#4: Due Diligence
Now that you have a "system," all that's left to do is maintain it. For that, you need three kinds of upkeep.
1. Daily Upkeep
What is the quickest way to turn a neat closet into a messy one? Toss today's dirty clothes on the floor. Every day, when the mail comes in, open up your file box, and open the bills one by one. Write checks (by hand or electronically), deduct the amount of each check from your check register (or electronically—watch as the bank does it for you), stamp the envelope, and put it directly in the mailbox to go out the next day or on the counter with your keys so you'll remember to take it with you the next time you leave the house. Do not procrastinate and say you'll pay bills later, after you've had dinner, after you've had a glass of wine. Start this task and finish it in one swift motion.
And what's Plan B for the night that just doesn't work? The baby is crying, the dog poops on the floor, dinner...oh, heck, you can't even think about dinner. You'll be lucky if you can grab a bowl of Raisin Bran in time for the Friends rerun at 11. In that case, put all the bills that need to be filed in the same place—in your "To-Be-Paid" folder. Whatever you do, don't start separating them into separate folders. Don't put the insurance bill in the "Insurance" folder, the credit card bill in the "Credit cards" folder.

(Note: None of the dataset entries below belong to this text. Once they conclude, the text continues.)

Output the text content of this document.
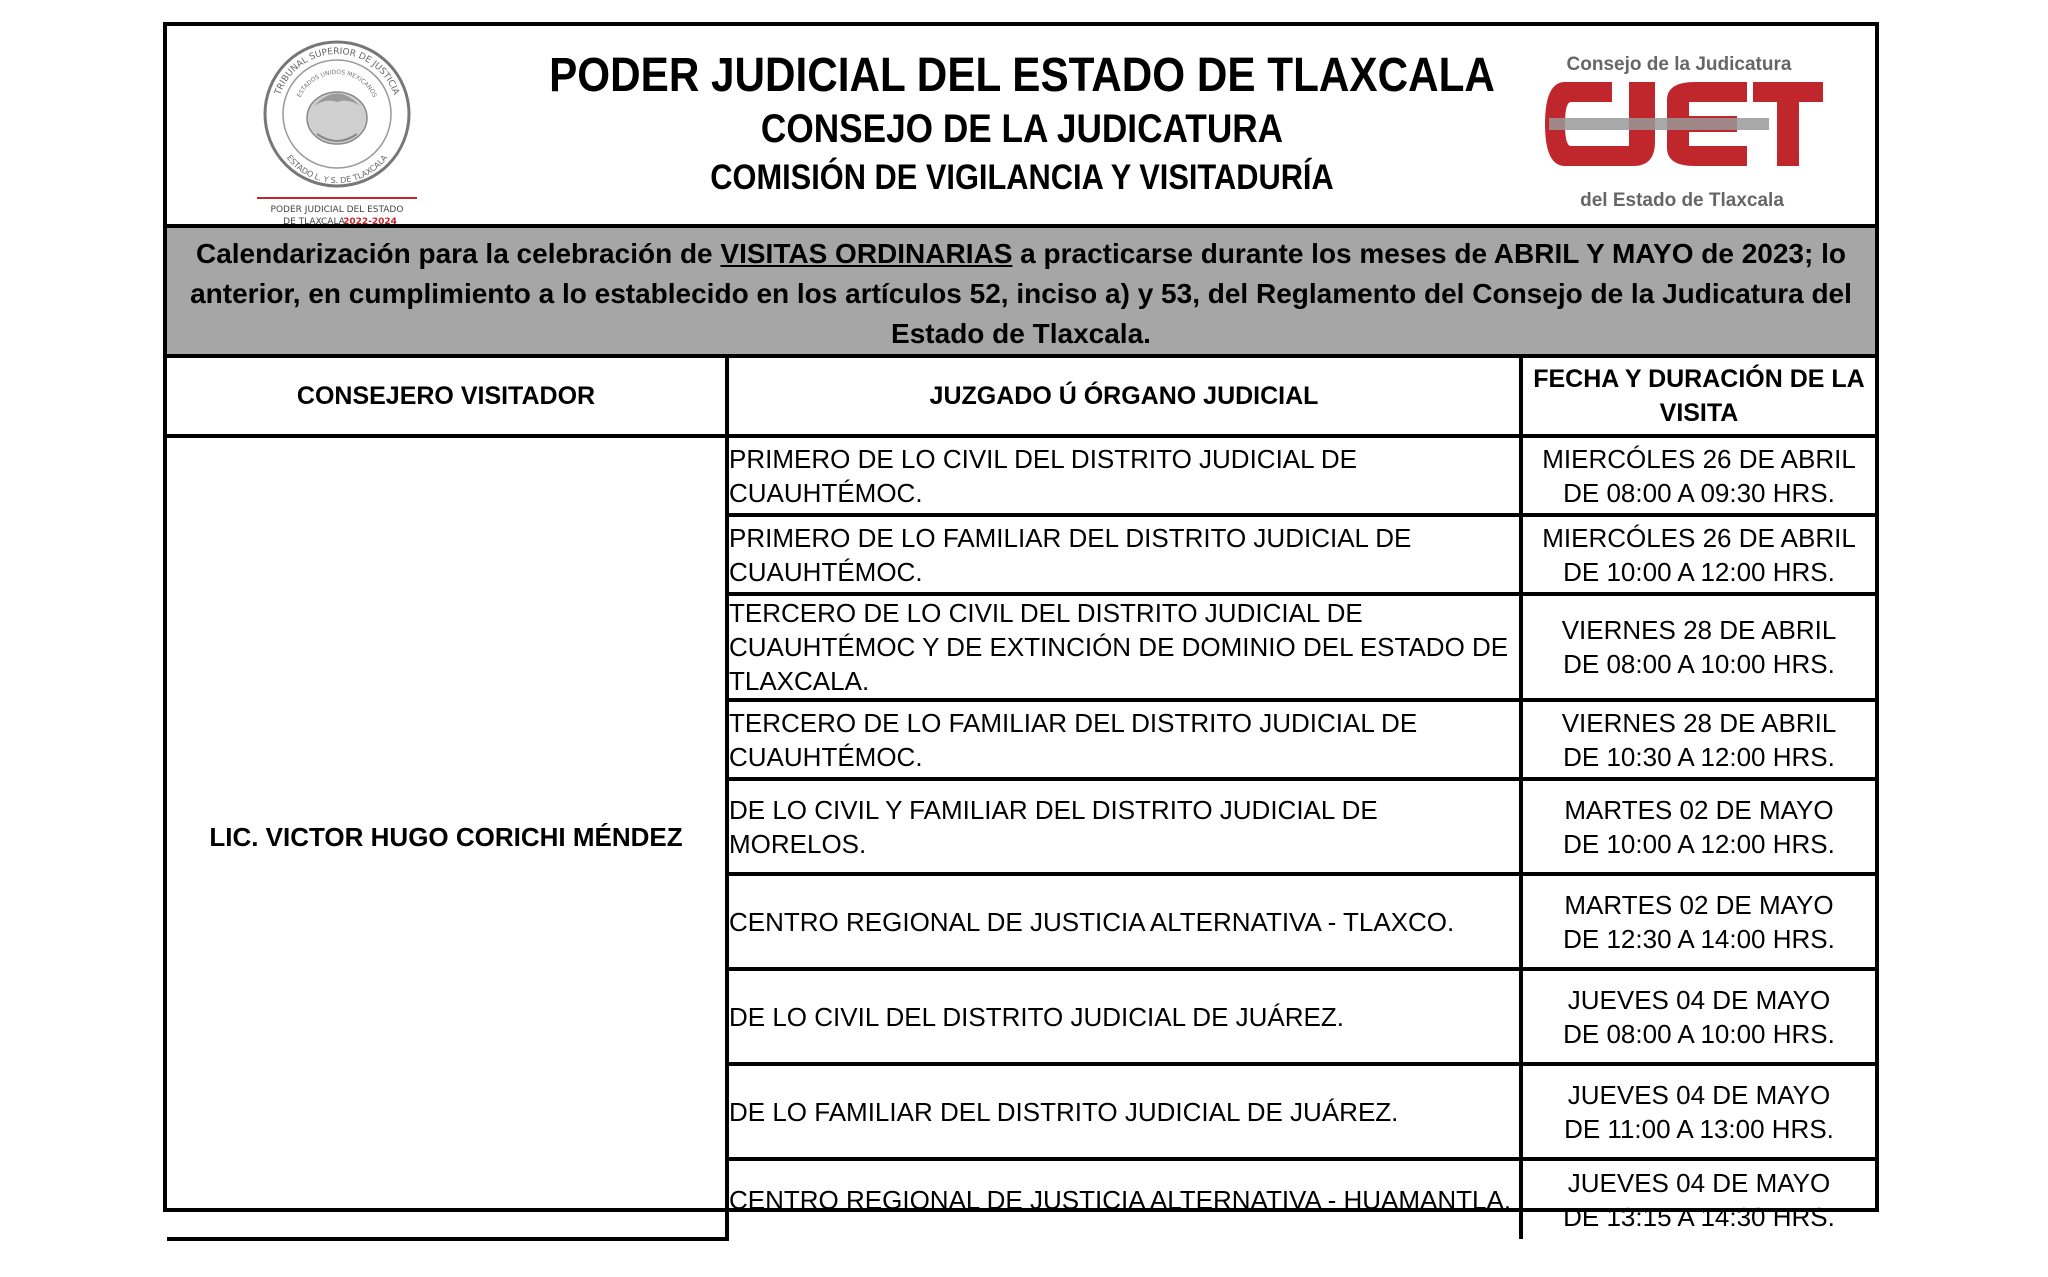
PODER JUDICIAL DEL ESTADO
DE TLAXCALA
2022-2024
TRIBUNAL SUPERIOR DE JUSTICIA
ESTADOS UNIDOS MEXICANOS
ESTADO L. Y S. DE TLAXCALA
PODER JUDICIAL DEL ESTADO DE TLAXCALA
CONSEJO DE LA JUDICATURA
COMISIÓN DE VIGILANCIA Y VISITADURÍA
Consejo de la Judicatura
del Estado de Tlaxcala
Calendarización para la celebración de VISITAS ORDINARIAS a practicarse durante los meses de ABRIL Y MAYO de 2023; lo anterior, en cumplimiento a lo establecido en los artículos 52, inciso a) y 53, del Reglamento del Consejo de la Judicatura del Estado de Tlaxcala.
CONSEJERO VISITADOR	JUZGADO Ú ÓRGANO JUDICIAL	FECHA Y DURACIÓN DE LA VISITA
LIC. VICTOR HUGO CORICHI MÉNDEZ	PRIMERO DE LO CIVIL DEL DISTRITO JUDICIAL DE CUAUHTÉMOC.	MIERCÓLES 26 DE ABRIL
DE 08:00 A 09:30 HRS.

	PRIMERO DE LO FAMILIAR DEL DISTRITO JUDICIAL DE CUAUHTÉMOC.	MIERCÓLES 26 DE ABRIL
DE 10:00 A 12:00 HRS.

	TERCERO DE LO CIVIL DEL DISTRITO JUDICIAL DE CUAUHTÉMOC Y DE EXTINCIÓN DE DOMINIO DEL ESTADO DE TLAXCALA.	VIERNES 28 DE ABRIL
DE 08:00 A 10:00 HRS.

	TERCERO DE LO FAMILIAR DEL DISTRITO JUDICIAL DE CUAUHTÉMOC.	VIERNES 28 DE ABRIL
DE 10:30 A 12:00 HRS.

	DE LO CIVIL Y FAMILIAR DEL DISTRITO JUDICIAL DE MORELOS.	MARTES 02 DE MAYO
DE 10:00 A 12:00 HRS.

	CENTRO REGIONAL DE JUSTICIA ALTERNATIVA - TLAXCO.	MARTES 02 DE MAYO
DE 12:30 A 14:00 HRS.

	DE LO CIVIL DEL DISTRITO JUDICIAL DE JUÁREZ.	JUEVES 04 DE MAYO
DE 08:00 A 10:00 HRS.

	DE LO FAMILIAR DEL DISTRITO JUDICIAL DE JUÁREZ.	JUEVES 04 DE MAYO
DE 11:00 A 13:00 HRS.

	CENTRO REGIONAL DE JUSTICIA ALTERNATIVA - HUAMANTLA.	JUEVES 04 DE MAYO
DE 13:15 A 14:30 HRS.
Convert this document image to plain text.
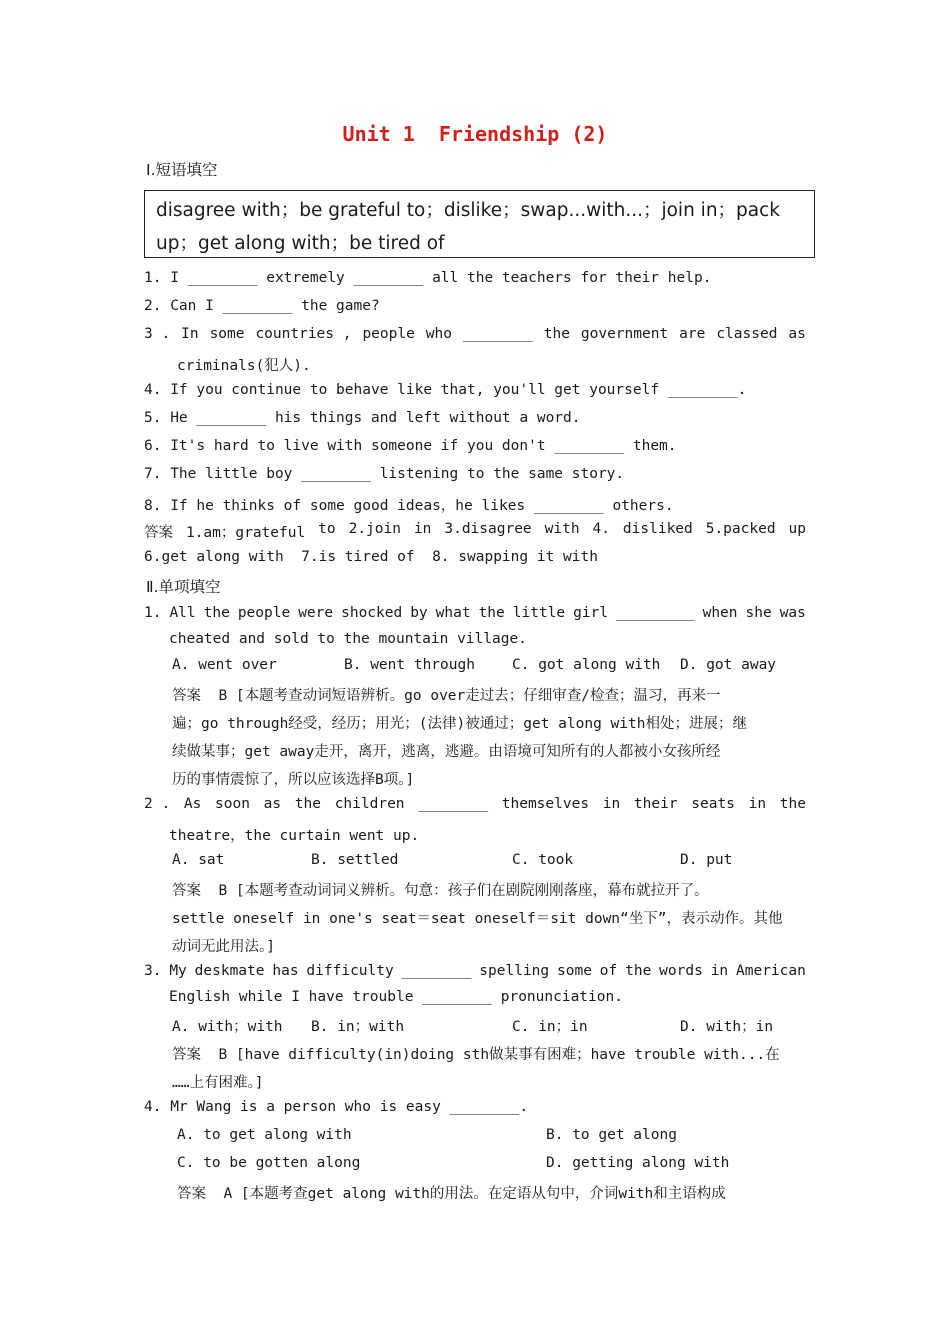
Unit 1  Friendship (2)
Ⅰ.短语填空
disagree with；be grateful to；dislike；swap...with...；join in；pack
up；get along with；be tired of
1. I ________ extremely ________ all the teachers for their help.
2. Can I ________ the game?
3 . In some countries , people who ________ the government are classed as
criminals(犯人).
4. If you continue to behave like that, you'll get yourself ________.
5. He ________ his things and left without a word.
6. It's hard to live with someone if you don't ________ them.
7. The little boy ________ listening to the same story.
8. If he thinks of some good ideas，he likes ________ others.
答案 1.am；grateful to 2.join in 3.disagree with 4. disliked 5.packed up
6.get along with  7.is tired of  8. swapping it with
Ⅱ.单项填空
1. All the people were shocked by what the little girl _________ when she was
cheated and sold to the mountain village.
A. went over	B. went through	C. got along with D. got away
答案  B [本题考查动词短语辨析。go over走过去；仔细审查/检查；温习，再来一
遍；go through经受，经历；用光；(法律)被通过；get along with相处；进展；继
续做某事；get away走开，离开，逃离，逃避。由语境可知所有的人都被小女孩所经
历的事情震惊了，所以应该选择B项。]
2 . As soon as the children ________ themselves in their seats in the
theatre，the curtain went up.
A. sat	B. settled	C. took	D. put
答案  B [本题考查动词词义辨析。句意：孩子们在剧院刚刚落座，幕布就拉开了。
settle oneself in one's seat＝seat oneself＝sit down“坐下”，表示动作。其他
动词无此用法。]
3. My deskmate has difficulty ________ spelling some of the words in American
English while I have trouble ________ pronunciation.
A. with；with B. in；with	C. in；in	D. with；in
答案  B [have difficulty(in)doing sth做某事有困难；have trouble with...在
……上有困难。]
4. Mr Wang is a person who is easy ________.
A. to get along with	B. to get along
C. to be gotten along	D. getting along with
答案  A [本题考查get along with的用法。在定语从句中，介词with和主语构成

You'll never see those bills again, and you'll get hit by late fees. Give yourself a break and deal with your bills as soon as you can, preferably tomorrow.
2. Intermittent Upkeep
Every time you open a new account, take out a new insurance policy, or do something else that requires record keeping, immediately make a new folder. Print a label, and figure out where the folder goes. The first thing that goes into the new folder is the contract you signed, so that if you ever need to refer to it, you know precisely where it is.
3. Annual Upkeep
Every year, after you've filed your taxes, remove last year's manila folders from the file box and place them in another set of hanging files in a filing cabinet or drawer. It is important to arrange both sets of files in the same way so that you'll know precisely where to find any document. You will even be able to tell another person where to find a particular document if needed.
Women spend an average of 55 minutes every day searching for stuff, including 8.2 minutes looking for a receipt. Now that you're organized, wouldn't you like to turn that extra hour into extra cash?